The real question here: does your second example fulfill the URI standard? The URI standard states, that the path contains the hierarchical part and the query contains the non-hierarchical part, but afaik. it does not tell anything about how to design the URI structure in your situation. The REST uniform interface constraints has a HATEOAS section, which means that you should send back links in your situation, which point to the upper and lower level resources. You should annotate these links with metadata, which can be processed by the client, so it will know what a link is about.
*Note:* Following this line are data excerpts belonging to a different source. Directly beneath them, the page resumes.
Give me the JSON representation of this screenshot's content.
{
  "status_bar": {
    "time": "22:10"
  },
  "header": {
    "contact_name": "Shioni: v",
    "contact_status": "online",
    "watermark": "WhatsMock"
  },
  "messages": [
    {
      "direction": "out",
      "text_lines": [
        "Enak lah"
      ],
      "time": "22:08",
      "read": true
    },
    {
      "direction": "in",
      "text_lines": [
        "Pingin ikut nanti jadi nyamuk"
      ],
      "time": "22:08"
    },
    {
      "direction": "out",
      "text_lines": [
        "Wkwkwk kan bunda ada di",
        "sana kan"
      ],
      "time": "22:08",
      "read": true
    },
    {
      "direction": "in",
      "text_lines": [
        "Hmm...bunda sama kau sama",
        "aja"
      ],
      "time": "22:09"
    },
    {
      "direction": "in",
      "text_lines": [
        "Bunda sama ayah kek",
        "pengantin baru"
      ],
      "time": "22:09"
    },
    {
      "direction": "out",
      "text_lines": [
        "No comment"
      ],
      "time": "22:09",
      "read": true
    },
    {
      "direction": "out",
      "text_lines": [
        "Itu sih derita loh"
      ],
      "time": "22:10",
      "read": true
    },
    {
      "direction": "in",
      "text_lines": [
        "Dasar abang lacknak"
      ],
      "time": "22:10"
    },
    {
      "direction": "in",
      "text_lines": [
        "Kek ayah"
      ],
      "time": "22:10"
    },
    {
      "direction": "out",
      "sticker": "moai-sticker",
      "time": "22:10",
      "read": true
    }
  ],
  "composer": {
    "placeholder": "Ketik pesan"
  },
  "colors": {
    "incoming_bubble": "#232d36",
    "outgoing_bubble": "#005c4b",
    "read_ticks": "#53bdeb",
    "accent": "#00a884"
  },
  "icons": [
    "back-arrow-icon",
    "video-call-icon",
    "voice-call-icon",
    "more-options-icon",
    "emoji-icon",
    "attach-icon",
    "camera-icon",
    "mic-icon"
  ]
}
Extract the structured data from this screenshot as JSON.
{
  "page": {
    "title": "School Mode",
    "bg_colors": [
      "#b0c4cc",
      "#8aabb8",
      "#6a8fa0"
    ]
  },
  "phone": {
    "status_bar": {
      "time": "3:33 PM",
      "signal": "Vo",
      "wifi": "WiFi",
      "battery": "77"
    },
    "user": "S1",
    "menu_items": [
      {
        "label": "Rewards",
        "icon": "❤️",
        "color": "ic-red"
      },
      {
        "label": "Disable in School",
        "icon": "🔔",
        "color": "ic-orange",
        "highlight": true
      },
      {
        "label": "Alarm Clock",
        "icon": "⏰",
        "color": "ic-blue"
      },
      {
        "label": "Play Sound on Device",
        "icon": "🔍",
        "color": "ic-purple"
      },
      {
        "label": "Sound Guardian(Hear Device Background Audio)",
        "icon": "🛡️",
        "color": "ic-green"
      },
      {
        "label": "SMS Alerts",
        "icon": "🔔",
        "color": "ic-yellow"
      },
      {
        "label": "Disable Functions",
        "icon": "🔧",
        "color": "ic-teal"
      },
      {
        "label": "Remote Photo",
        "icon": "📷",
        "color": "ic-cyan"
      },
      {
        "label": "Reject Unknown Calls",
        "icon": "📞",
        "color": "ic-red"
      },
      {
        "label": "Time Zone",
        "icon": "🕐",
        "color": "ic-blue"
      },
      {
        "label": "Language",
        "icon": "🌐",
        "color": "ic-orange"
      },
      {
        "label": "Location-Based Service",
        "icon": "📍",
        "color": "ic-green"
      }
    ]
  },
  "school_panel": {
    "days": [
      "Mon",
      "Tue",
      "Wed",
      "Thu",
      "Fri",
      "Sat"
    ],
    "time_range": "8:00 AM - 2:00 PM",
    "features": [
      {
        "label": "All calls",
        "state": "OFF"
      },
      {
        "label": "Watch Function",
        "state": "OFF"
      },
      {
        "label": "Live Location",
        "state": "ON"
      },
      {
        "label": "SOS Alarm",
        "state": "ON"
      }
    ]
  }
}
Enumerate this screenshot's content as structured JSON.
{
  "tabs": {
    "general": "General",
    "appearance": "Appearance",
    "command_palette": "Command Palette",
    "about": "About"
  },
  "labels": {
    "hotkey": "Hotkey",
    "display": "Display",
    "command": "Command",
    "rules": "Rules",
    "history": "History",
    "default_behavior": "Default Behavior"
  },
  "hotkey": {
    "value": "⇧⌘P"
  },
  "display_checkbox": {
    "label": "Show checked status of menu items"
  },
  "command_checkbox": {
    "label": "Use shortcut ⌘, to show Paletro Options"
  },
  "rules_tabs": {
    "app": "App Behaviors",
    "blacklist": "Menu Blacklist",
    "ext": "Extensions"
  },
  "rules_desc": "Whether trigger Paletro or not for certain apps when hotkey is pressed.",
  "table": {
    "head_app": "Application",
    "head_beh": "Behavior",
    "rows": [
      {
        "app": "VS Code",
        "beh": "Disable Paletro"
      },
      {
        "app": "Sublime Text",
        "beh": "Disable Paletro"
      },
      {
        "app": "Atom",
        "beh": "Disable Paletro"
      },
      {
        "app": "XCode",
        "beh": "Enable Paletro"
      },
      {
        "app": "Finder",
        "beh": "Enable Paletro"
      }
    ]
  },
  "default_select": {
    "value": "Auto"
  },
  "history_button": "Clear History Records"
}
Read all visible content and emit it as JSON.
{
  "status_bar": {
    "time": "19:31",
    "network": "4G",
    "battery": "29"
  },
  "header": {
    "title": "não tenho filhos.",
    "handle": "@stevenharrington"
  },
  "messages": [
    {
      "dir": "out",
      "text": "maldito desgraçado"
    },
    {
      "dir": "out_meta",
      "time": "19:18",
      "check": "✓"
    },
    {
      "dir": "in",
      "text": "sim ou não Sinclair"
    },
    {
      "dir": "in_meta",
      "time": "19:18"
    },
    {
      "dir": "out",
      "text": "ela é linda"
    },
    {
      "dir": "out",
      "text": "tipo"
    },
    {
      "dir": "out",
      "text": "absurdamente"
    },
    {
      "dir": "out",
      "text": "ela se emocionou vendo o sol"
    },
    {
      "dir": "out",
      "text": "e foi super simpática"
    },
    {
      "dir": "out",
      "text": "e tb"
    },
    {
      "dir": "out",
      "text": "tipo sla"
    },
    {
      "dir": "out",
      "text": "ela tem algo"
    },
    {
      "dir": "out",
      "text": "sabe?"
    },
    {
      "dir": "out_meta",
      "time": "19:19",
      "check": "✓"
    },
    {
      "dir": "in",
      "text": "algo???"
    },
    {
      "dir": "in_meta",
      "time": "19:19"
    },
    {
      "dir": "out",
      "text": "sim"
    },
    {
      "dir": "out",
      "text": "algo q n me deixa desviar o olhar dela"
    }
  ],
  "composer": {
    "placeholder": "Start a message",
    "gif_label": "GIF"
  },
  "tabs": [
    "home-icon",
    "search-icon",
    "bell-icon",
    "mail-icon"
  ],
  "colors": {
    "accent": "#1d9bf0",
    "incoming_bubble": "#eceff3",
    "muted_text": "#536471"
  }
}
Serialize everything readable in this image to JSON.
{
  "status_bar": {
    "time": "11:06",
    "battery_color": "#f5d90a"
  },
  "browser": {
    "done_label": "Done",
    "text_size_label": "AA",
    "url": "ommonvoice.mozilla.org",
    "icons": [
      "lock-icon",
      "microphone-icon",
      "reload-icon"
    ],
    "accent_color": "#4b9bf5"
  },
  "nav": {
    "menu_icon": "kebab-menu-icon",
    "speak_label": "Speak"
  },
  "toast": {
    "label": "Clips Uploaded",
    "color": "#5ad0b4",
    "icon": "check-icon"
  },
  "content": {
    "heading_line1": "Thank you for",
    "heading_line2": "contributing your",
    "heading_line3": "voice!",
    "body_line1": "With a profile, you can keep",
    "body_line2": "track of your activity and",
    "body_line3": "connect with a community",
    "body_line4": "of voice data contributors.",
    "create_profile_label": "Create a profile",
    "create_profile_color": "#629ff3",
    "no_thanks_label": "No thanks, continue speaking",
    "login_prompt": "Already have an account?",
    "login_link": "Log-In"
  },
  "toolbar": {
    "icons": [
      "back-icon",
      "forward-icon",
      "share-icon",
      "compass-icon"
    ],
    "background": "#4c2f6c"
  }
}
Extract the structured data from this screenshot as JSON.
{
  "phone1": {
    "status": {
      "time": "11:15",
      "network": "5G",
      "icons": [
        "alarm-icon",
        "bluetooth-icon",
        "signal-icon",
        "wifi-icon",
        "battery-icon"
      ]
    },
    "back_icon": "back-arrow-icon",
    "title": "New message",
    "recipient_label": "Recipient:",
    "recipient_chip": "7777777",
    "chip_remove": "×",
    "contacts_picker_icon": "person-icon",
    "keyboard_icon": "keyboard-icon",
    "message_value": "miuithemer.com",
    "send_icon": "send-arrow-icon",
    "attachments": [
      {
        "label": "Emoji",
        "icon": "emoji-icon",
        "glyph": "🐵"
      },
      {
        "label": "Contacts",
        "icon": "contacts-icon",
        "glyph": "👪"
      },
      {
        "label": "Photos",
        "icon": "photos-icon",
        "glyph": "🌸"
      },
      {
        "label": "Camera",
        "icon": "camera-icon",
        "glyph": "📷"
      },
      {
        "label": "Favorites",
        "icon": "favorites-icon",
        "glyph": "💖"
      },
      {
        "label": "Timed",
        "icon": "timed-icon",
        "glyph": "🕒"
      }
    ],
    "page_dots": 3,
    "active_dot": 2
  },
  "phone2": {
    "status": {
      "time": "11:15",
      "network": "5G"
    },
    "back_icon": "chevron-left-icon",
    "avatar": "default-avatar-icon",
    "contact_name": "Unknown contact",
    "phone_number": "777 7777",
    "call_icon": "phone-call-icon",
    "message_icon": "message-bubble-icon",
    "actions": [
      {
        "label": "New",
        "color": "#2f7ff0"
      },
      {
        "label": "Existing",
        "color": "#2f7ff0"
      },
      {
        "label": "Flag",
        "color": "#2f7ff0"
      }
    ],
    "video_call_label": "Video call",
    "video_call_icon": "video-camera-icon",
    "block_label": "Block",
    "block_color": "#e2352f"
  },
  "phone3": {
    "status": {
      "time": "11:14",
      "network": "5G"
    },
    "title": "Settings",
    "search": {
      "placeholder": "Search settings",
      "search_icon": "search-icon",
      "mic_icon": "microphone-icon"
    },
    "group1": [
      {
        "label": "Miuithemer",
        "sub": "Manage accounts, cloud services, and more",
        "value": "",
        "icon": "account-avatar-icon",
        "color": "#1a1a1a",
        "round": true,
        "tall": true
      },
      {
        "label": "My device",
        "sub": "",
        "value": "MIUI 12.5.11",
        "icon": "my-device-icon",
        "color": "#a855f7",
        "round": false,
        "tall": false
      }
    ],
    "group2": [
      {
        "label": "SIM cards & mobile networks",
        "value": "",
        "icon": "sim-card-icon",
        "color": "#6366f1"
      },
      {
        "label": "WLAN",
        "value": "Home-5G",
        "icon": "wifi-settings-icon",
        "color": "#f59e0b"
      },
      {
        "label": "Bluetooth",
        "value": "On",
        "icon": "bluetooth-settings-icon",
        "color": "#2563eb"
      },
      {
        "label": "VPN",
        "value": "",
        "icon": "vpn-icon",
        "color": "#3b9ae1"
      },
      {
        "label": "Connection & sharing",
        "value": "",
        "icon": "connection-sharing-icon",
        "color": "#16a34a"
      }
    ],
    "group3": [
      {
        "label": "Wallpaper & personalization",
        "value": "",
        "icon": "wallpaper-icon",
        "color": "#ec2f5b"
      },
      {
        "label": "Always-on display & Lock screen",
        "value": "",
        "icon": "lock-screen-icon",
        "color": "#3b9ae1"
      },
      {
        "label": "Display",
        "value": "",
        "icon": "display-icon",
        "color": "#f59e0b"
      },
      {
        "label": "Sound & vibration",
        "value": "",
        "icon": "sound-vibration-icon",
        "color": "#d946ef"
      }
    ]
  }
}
So in practice the URI structure does not really matter...
GET /shows/123
{
"label": "The actual show",
"_embedded": {
"episodes": [
{
"label": "The first episode of the actual show",
"_embedded": {
"associations": [
//...
]
},
"_links": {
"self": {
"label": "Link to the first episode of the actual show",
"href": "/episodes/12345"
},
"first": {
"href": "/episodes/12345"
},
"duplicate": {
"href": "/networks/3/shows/123/episodes/12345"
},
"up": {
"label": "Link to the actual show",
"href": "/shows/123"
},
"next": {
"label": "Link to the next episode of the actual show"
"href": "/episodes/12346"
},
"previous": null,
"last": {
"href": "/episodes/12350"
}
}
}//,
//...
]
},
"_links": {
"self": {
"label": "Link to the actual show",
"href": "/shows/123"
},
"duplicate": {
"href": "/networks/3/shows/123"
},
"up": {
"label": "Link to the actual network",
"href": "/networks/3"
},
"collection": {
"label": "Link to the network tree",
"href": "/networks"
},
"next": {
"label": "Link to the next show in the actual network",
"href": "/shows/124"
},
"previous": {
"label": "Link to the previous show in the actual network",
"href": "/shows/122"
}
}
}
Now this is just something very beta in HAL+JSON with IANA link relations, but you can use JSON-LD with an RDF vocabulary (e.g. schema.org+hydra) as well. This example is just about the hierarchy (up, first, next, previous, last, collection, item, etc...), but you should add more metadata e.g. which link points to a network, which to a show, and which to an episode, etc... So your clients will know from the metadata what the content is about, and for example they can use the links to navigate automatically. This is how REST works. So the URI structure does not really matters by the client. (You can use compact URIs and URI templates as well if you want to make your response more compact.)